Camex agora terá de definir estratégia para inserção do país na economia global

Valor Econômico - por Lu Aiko Otta.
08/10/2019.

Dez meses após o início de seu mandato, o presidente Jair Bolsonaro mandou publicar ontem no “Diário Oficial” decreto que reformula a Câmara de Comércio Exterior (Camex) e dá a ela um papel inédito: traçar a estratégia do Brasil para sua inserção na economia mundial. A abertura comercial foi uma das bandeiras de Bolsonaro na campanha eleitoral.

Num papel mais amplo do que o desempenhado até agora, a Camex terá de responder a perguntas como qual a posição do país em relação ao ambicioso projeto chinês chamado de A Nova Rota da Seda (“One Belt, One Road”) ou o que pretende com eventual acordo com os Estados Unidos.

A expectativa é que, dessa forma, a política de comércio exterior brasileira deixe de ser reativa e passe a trabalhar em favor do interesse nacional.

A estratégia nacional para a abertura ainda não está desenhada. Essa tarefa caberá ao Conselho de Estratégia Comercial, uma estrutura criada na nova Camex. Presidido pelo presidente da República, é composto também pelos ministros da Casa Civil, da Defesa, das Relações Exteriores, da Economia e da Agricultura.

Mas não só os ministros farão o trabalho. O decreto prevê a formação de um Conselho Consultivo do Setor Privado, com até 20 pessoas. Nele, estarão representados empresários dos setores manufatureiro, do agronegócio e de serviços, além de entidades de defesa dos consumidores e da comunidade acadêmica. Presidido pelo secretário especial de Comércio

Exterior e Assuntos Internacionais do Ministério da Economia, esse grupo deverá reunir-se a cada seis meses.
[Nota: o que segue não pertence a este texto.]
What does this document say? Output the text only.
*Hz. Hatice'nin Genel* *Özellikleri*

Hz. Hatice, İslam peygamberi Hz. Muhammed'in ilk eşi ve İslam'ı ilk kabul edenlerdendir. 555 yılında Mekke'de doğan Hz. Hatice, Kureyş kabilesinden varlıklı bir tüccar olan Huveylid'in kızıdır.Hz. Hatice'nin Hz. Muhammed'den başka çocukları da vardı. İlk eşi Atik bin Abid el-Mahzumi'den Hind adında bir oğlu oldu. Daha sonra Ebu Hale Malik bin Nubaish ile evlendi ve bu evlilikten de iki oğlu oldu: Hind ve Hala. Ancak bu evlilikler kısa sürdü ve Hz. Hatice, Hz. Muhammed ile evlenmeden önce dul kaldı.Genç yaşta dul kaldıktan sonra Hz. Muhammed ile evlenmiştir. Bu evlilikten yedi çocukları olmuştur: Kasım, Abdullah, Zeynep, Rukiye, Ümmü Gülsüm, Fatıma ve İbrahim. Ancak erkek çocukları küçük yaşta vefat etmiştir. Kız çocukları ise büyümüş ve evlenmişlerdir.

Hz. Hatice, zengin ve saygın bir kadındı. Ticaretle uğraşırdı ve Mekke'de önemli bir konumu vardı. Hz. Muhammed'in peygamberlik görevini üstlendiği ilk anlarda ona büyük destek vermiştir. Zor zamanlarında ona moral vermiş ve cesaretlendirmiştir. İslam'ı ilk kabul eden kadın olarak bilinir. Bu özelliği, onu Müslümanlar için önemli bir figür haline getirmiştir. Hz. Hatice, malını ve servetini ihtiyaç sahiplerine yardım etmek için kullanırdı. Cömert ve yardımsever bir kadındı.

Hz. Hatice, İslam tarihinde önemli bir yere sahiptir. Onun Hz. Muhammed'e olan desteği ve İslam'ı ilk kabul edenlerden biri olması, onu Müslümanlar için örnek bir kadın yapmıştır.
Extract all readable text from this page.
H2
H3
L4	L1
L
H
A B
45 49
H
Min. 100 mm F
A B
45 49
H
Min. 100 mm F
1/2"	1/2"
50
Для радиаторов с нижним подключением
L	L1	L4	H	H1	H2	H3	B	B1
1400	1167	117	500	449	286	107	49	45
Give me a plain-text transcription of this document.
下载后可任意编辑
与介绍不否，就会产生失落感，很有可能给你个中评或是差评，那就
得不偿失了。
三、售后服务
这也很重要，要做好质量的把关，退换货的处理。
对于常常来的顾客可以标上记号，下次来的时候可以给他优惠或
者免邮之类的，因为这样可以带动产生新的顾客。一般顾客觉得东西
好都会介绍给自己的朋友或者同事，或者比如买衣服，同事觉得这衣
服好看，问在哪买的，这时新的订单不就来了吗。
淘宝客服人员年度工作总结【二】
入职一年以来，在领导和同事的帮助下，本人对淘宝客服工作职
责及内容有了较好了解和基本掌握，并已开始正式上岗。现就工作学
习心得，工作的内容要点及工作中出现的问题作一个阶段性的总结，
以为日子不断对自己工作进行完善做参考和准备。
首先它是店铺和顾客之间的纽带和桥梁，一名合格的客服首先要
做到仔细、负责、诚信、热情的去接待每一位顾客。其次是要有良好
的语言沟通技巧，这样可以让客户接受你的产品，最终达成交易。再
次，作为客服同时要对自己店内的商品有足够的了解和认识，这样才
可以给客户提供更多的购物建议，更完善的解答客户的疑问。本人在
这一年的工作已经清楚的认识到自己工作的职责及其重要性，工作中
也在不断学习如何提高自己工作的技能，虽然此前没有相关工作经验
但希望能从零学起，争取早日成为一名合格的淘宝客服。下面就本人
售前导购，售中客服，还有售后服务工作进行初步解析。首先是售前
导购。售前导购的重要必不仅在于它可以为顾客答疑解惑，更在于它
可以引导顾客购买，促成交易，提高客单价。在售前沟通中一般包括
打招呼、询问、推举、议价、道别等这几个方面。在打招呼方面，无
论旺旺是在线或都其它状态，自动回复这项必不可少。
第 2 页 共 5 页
A primeira reunião do Conselho de Estratégia Comercial deverá ocorrer no início do próximo mês. Além de um posicionamento em relação à China e aos Estados Unidos, ele discutirá temas como o plano para países do Sudeste Asiático, região que apresenta altas taxas de crescimento econômico, além de uma estratégia para a integração regional. Abordará também grandes temas, como a economia digital, os bens intangíveis e a propriedade intelectual.

Também estará com esse conselho a função de autorizar as negociações comerciais e estabelecer diretrizes, com base no que o governo brasileiro espera de cada uma delas. A negociação dos acordos continuará sob coordenação do Ministério das Relações Exteriores. Outra função do conselho será propor diretrizes e coordenar as políticas de promoção de mercadorias e serviços.

De acordo com o decreto, a Camex terá a responsabilidade de estabelecer políticas de financiamento e de garantias das exportações, de uma forma que assegure “a governança adequada, a sustentabilidade e a competitividade dos financiamentos, com base nas melhores práticas internacionais”.

Será consultada sobre comércio exterior e investimentos, “ainda que consistam em atos de outros órgãos e entidades da administração pública federal”, diz o decreto. Isso, porém, não se aplicará a matérias relacionadas à regulação dos mercados financeiro e cambial, que são da competência do Conselho Monetário Nacional e do Banco Central.

As funções desempenhadas pela Camex na sua configuração antiga ficarão sob a responsabilidade do Comitê-Executivo de Gestão. Por exemplo, administrar alíquotas dos impostos de importação e de exportação, fixar direitos antidumping e orientar a política aduaneira.

Também orientará a atuação do ombudsman de investimentos diretos. Essa figura, criada em 2016, serve como ponto de interlocução entre o governo e empresas estrangeiras que tenham investimentos no Brasil ou pretendam fazê-lo.

O grupo será presidido pelo ministro da Economia. Contará ainda com um representante da Presidência da República, dois do Itamaraty, dois do Ministério da Agricultura, com o secretário especial de Comércio Exterior e Assuntos Internacionais, o secretário especial de Produtividade, Emprego e Competitividade, o secretário especial da Receita Federal, o secretário especial de Fazenda e o secretário-executivo da Camex.